Vector processing is not going to go away either. If I look at the number of applications that are being moved to vector processors, I find a great many.
Our goal at Cray is to integrate the massively parallel, the vector processor, and the scalar processor into one total system and make it a tightly coupled system so that we can give our customers the best overall solution. From our view, we think that for the massively parallel element, we will probably have to have at least 10 times the performance over what we can deliver in our general-purpose solution. When you can take an application and move it to the massively parallel, there can be a big payback that can justify the cost of the massively parallel element.
Work that has been done by the Defense Advanced Research Projects Agency and others has pushed the technology along to the point where now it is usable. More work is going to have to be done in optical circuits. Still more work has to be done in gallium arsenide until that is truly usable.

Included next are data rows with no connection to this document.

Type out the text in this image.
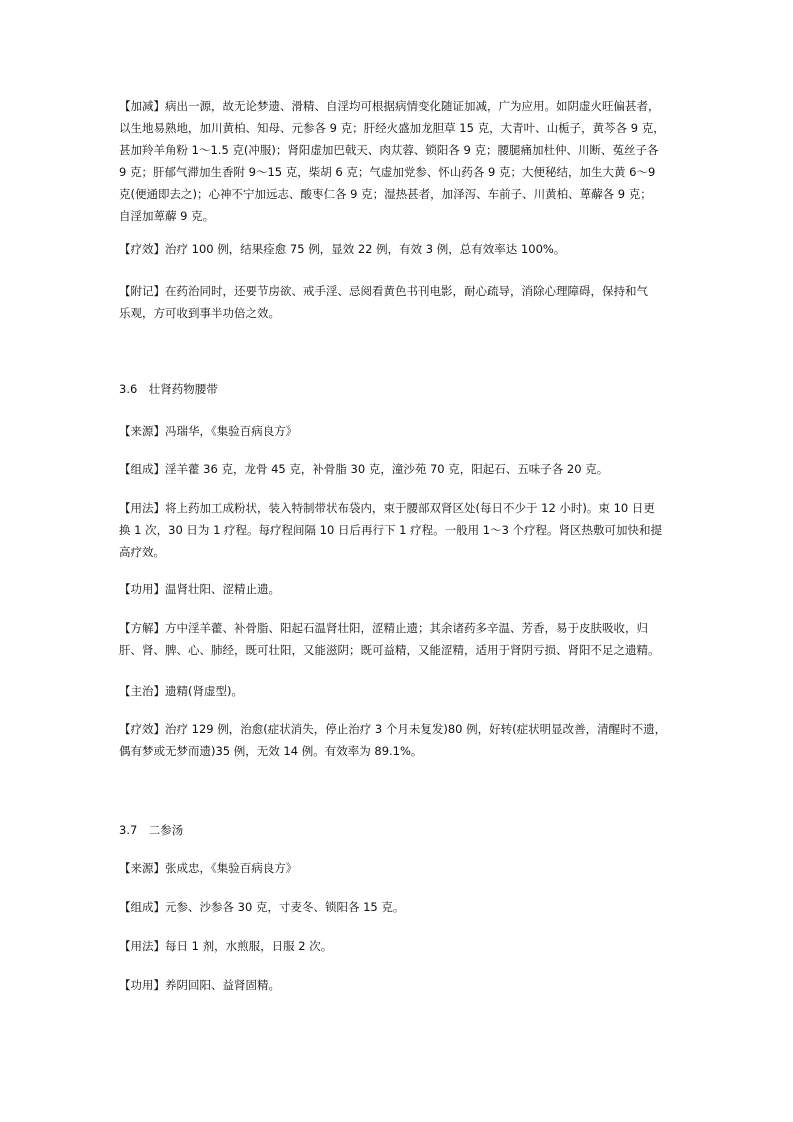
【加减】病出一源，故无论梦遗、滑精、自淫均可根据病情变化随证加减，广为应用。如阴虚火旺偏甚者，
以生地易熟地，加川黄柏、知母、元参各 9 克；肝经火盛加龙胆草 15 克，大青叶、山栀子，黄芩各 9 克，
甚加羚羊角粉 1～1.5 克(冲服)；肾阳虚加巴戟天、肉苁蓉、锁阳各 9 克；腰腿痛加杜仲、川断、菟丝子各
9 克；肝郁气滞加生香附 9～15 克，柴胡 6 克；气虚加党参、怀山药各 9 克；大便秘结，加生大黄 6～9
克(便通即去之)；心神不宁加远志、酸枣仁各 9 克；湿热甚者，加泽泻、车前子、川黄柏、萆薢各 9 克；
自淫加萆薢 9 克。

【疗效】治疗 100 例，结果痊愈 75 例，显效 22 例，有效 3 例，总有效率达 100%。

【附记】在药治同时，还要节房欲、戒手淫、忌阅看黄色书刊电影，耐心疏导，消除心理障碍，保持和气
乐观，方可收到事半功倍之效。

3.6　壮肾药物腰带

【来源】冯瑞华，《集验百病良方》

【组成】淫羊藿 36 克，龙骨 45 克，补骨脂 30 克，潼沙苑 70 克，阳起石、五味子各 20 克。

【用法】将上药加工成粉状，装入特制带状布袋内，束于腰部双肾区处(每日不少于 12 小时)。束 10 日更
换 1 次，30 日为 1 疗程。每疗程间隔 10 日后再行下 1 疗程。一般用 1～3 个疗程。肾区热敷可加快和提
高疗效。

【功用】温肾壮阳、涩精止遗。

【方解】方中淫羊藿、补骨脂、阳起石温肾壮阳，涩精止遗；其余诸药多辛温、芳香，易于皮肤吸收，归
肝、肾、脾、心、肺经，既可壮阳，又能滋阴；既可益精，又能涩精，适用于肾阴亏损、肾阳不足之遗精。

【主治】遗精(肾虚型)。

【疗效】治疗 129 例，治愈(症状消失，停止治疗 3 个月未复发)80 例，好转(症状明显改善，清醒时不遗，
偶有梦或无梦而遗)35 例，无效 14 例。有效率为 89.1%。

3.7　二参汤

【来源】张成忠，《集验百病良方》

【组成】元参、沙参各 30 克，寸麦冬、锁阳各 15 克。

【用法】每日 1 剂，水煎服，日服 2 次。

【功用】养阴回阳、益肾固精。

These are all technologies that will be used in our system at Cray. It is just a matter of time before we incorporate them into the system and make the total system operative.
To conclude, Cray does believe that massively parallel systems can work. Much work remains to be done that will be a part of a Cray Research supercomputer solution in the future. We see that as a way to
move up to TFLOPS performance. I think when we can deliver TFLOPS performance, the timing will have been determined by somebody's ability to afford it. We could probably do it in 1995, although I don't know if users will have enough money to buy a TFLOPS computer system by 1995.
Massively parallel developments will be driven by technology—software and the architecture. A lot of elements are needed to make the progress, but we are committed to putting a massively parallel element on our system and to being able to deliver TFLOPS performance to our customers by the end of the decade.